En septembre 2004, le professeur suédois Mat Brännström annonçait avoir réussi la première greffe d’utérus ayant abouti à la naissance d’un enfant vivant et en bonne santé. Cet organe avait été prélevé sur la maman d’une femme elle-même stérile. Tout le monde il est gentil et content… Mais à l’heure où l’hôpital Foch de Suresnes et une équipe médicale de Limoges entendent se lancer dans cette aventure peu banale, le Pr Henrion de l’Académie de Médecine – il fût mon maître de thèse – a été chargé par cette institution de mener une réflexion sur une affaire plus délicate qu’il apparaît. L’indication est celle d’une femme qui ne peut avoir d’enfant en raison de l’absence ou de mauvais état de son utérus et qui désire une greffe de cet organe.

À Limoges, les chirurgiens penchent vers la solution consistant à prélever les utérus de femmes décédées ou dont le cerveau a été détruit et qui sont déclarées en état de mort cérébrale. Le problème majeur est que toute greffe doit être effectuée rapidement. Les circonstances du décès ne sont jamais prévisibles et la mise en route de la technique ne peut pas se faire vite. Rappelons que depuis avril dernier, toute personne peut servir de réservoir de pièces à la médecine y compris contre la volonté de la famille ; sauf s’il a inscrit son nom au « registre des refus ». L’intervention est très simple et ne durerait que 19 minutes.

À Suresnes, l’inévitable Frydman est partisan lui de prélever sur des donneuses vivantes. Il est d’abord évident qu’une femme en état de procréer ne peut être amputée de sa fonction de reproduction sous le prétexte de rendre service à une autre femme. En revanche si la donneuse est post-ménopausique comme dans le cas suédois il ne semble pas y avoir de problème majeur dans la mesure où le prélèvement ne concerne pas un élément vital de l’organisme ; cette personne peut même être certaine qu’elle ne fera jamais de cancer sur un organe qui lui a été enlevé. L’utérus peut provenir aussi d’une femme qui a voulu changer de sexe et devenir un homme : mutilation absolument scandaleuse. Cependant, globalement, l’intervention chirurgicale elle-même est extrêmement complexe et dangereuse pour la donneuse. Ce sont dix heures d’opération avec des risques majeurs comme des lésions des organes voisins, des hémorragies, des phlébites ou des embolies.

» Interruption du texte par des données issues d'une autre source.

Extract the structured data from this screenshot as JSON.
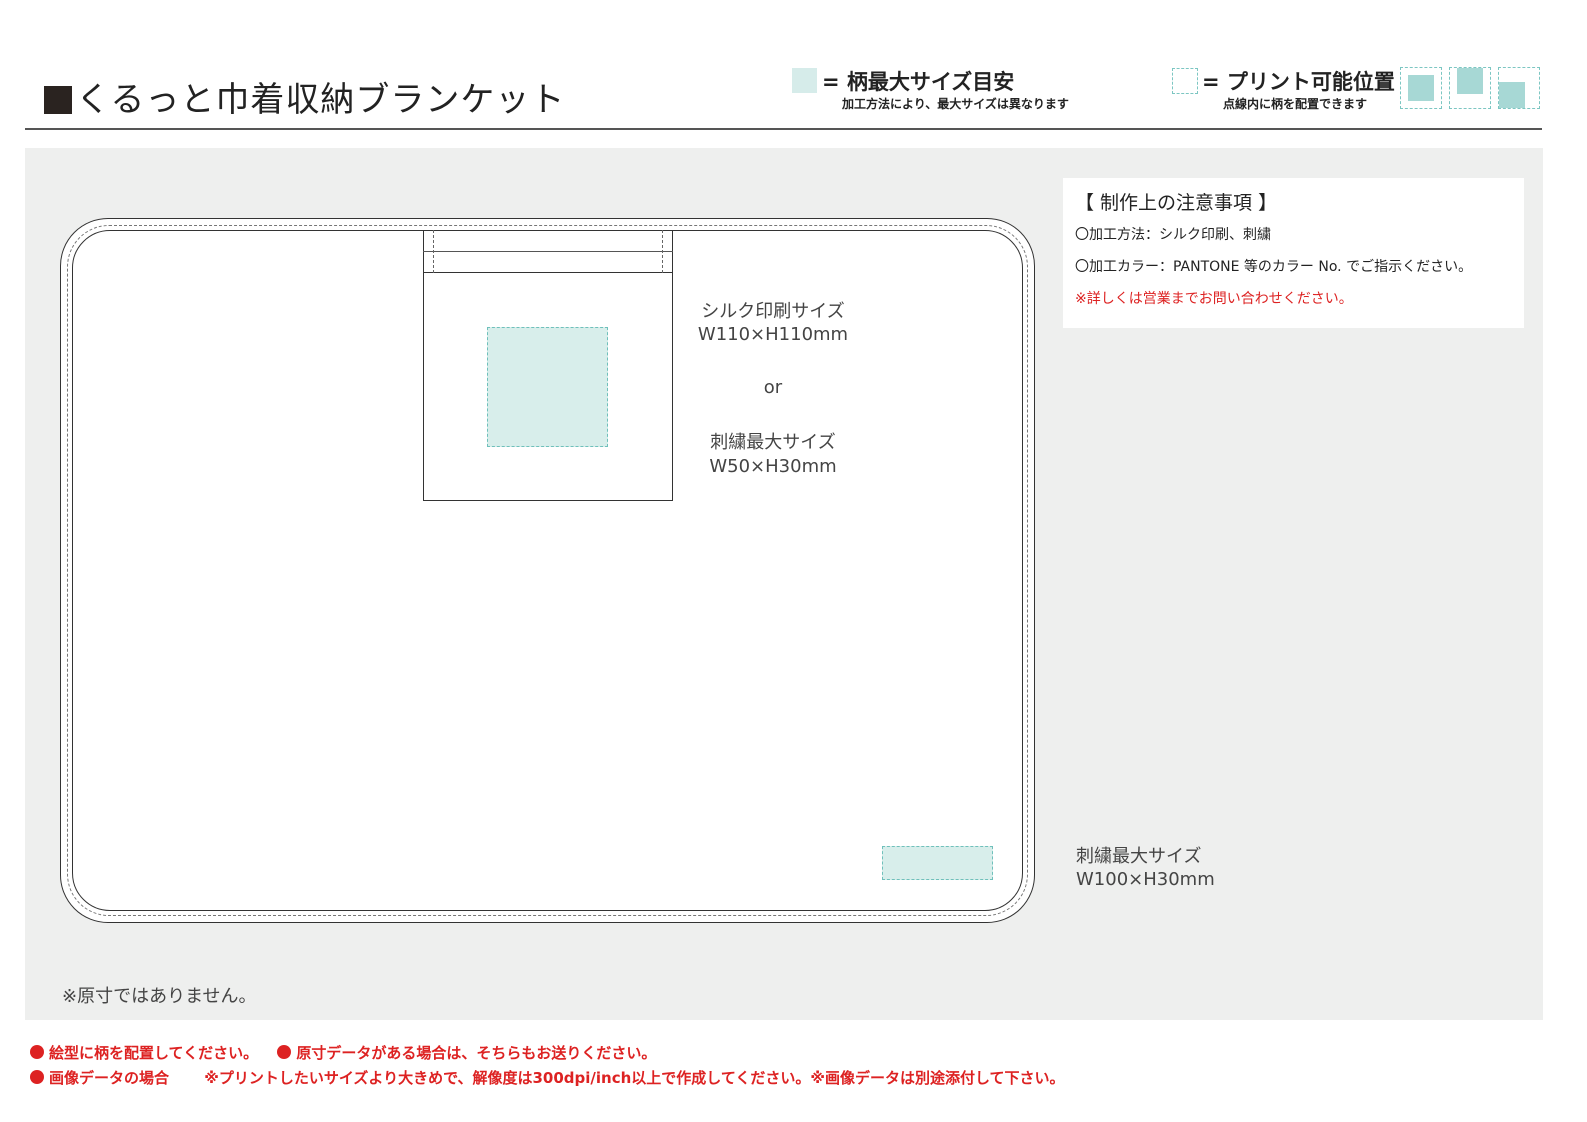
{
  "header": {
    "title": "くるっと巾着収納ブランケット"
  },
  "legend": {
    "max_size": {
      "label": "= 柄最大サイズ目安",
      "note": "加工方法により、最大サイズは異なります",
      "color": "#d6ecea"
    },
    "print_position": {
      "label": "= プリント可能位置",
      "note": "点線内に柄を配置できます",
      "color": "#a7d8d5"
    }
  },
  "notes": {
    "title": "【 制作上の注意事項 】",
    "lines": [
      "〇加工方法：シルク印刷、刺繍",
      "〇加工カラー：PANTONE 等のカラー No. でご指示ください。"
    ],
    "warning": "※詳しくは営業までお問い合わせください。"
  },
  "pocket_area": {
    "silk_label": "シルク印刷サイズ",
    "silk_size": "W110×H110mm",
    "or": "or",
    "emb_label": "刺繍最大サイズ",
    "emb_size": "W50×H30mm"
  },
  "corner_area": {
    "emb_label": "刺繍最大サイズ",
    "emb_size": "W100×H30mm"
  },
  "canvas_note": "※原寸ではありません。",
  "footer": {
    "row1_a": "絵型に柄を配置してください。",
    "row1_b": "原寸データがある場合は、そちらもお送りください。",
    "row2_a": "画像データの場合",
    "row2_b": "※プリントしたいサイズより大きめで、解像度は300dpi/inch以上で作成してください。※画像データは別途添付して下さい。"
  }
}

Dans tous les cas il faudra faire un traitement antirejet dit « immunosuppresseur ». Il peut être mal toléré. La grossesse elle-même entraîne dans le tiers des cas une hypertension artérielle ; l’enfant peut se développer insuffisamment (retard de croissance intra-utérin), ou naître prématurément (la moitié des cas).

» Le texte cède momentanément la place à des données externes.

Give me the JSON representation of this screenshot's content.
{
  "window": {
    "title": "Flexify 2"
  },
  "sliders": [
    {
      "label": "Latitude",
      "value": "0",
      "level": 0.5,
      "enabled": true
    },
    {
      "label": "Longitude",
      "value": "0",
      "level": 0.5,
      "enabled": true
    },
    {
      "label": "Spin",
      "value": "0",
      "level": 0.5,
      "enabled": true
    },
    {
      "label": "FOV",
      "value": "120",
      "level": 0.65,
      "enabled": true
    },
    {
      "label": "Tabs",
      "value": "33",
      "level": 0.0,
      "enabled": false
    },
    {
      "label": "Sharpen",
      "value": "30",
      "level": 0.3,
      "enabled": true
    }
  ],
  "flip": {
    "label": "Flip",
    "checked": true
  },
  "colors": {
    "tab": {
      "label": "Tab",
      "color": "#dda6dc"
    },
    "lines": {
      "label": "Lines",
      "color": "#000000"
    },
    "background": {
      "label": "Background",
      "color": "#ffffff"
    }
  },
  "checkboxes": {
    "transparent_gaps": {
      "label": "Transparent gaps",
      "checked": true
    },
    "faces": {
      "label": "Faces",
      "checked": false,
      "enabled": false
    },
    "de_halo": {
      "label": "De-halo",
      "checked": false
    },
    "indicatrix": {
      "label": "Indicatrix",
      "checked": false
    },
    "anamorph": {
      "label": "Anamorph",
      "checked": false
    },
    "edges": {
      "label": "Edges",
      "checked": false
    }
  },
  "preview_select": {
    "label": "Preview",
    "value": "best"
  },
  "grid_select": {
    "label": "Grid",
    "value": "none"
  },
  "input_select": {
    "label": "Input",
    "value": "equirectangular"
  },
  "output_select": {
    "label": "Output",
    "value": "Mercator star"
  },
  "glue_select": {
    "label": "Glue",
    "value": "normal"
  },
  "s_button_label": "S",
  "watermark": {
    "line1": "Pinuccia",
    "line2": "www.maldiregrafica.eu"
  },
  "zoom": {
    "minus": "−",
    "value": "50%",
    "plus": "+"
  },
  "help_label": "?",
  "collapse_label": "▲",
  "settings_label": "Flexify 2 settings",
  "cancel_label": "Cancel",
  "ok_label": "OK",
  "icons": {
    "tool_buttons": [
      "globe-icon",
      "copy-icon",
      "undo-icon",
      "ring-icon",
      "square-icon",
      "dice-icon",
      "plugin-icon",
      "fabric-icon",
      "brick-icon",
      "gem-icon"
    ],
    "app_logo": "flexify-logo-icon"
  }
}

Par contre, il y a à l’actif de cette option le fait qu’elle évite d’avoir recours à la GPA c’est-à-dire d’acheter un enfant à l’étranger.

Mais surtout l‘Académie de Médecine doit prendre une responsabilité effrayante. En effet les enfants nés dans de telles conditions ont été soumis au véritable matraquage du traitement immunosuppresseur. Celui-ci entraîne une modification de leur ADN. À long terme ils risquent de développer des maladies auto-immunes et des cancers. Ce pour quoi la Fédération Internationale de Gynécologie et d’Obstétrique avait donné dès 2008 un avis s’opposant au principe de la greffe d’utérus.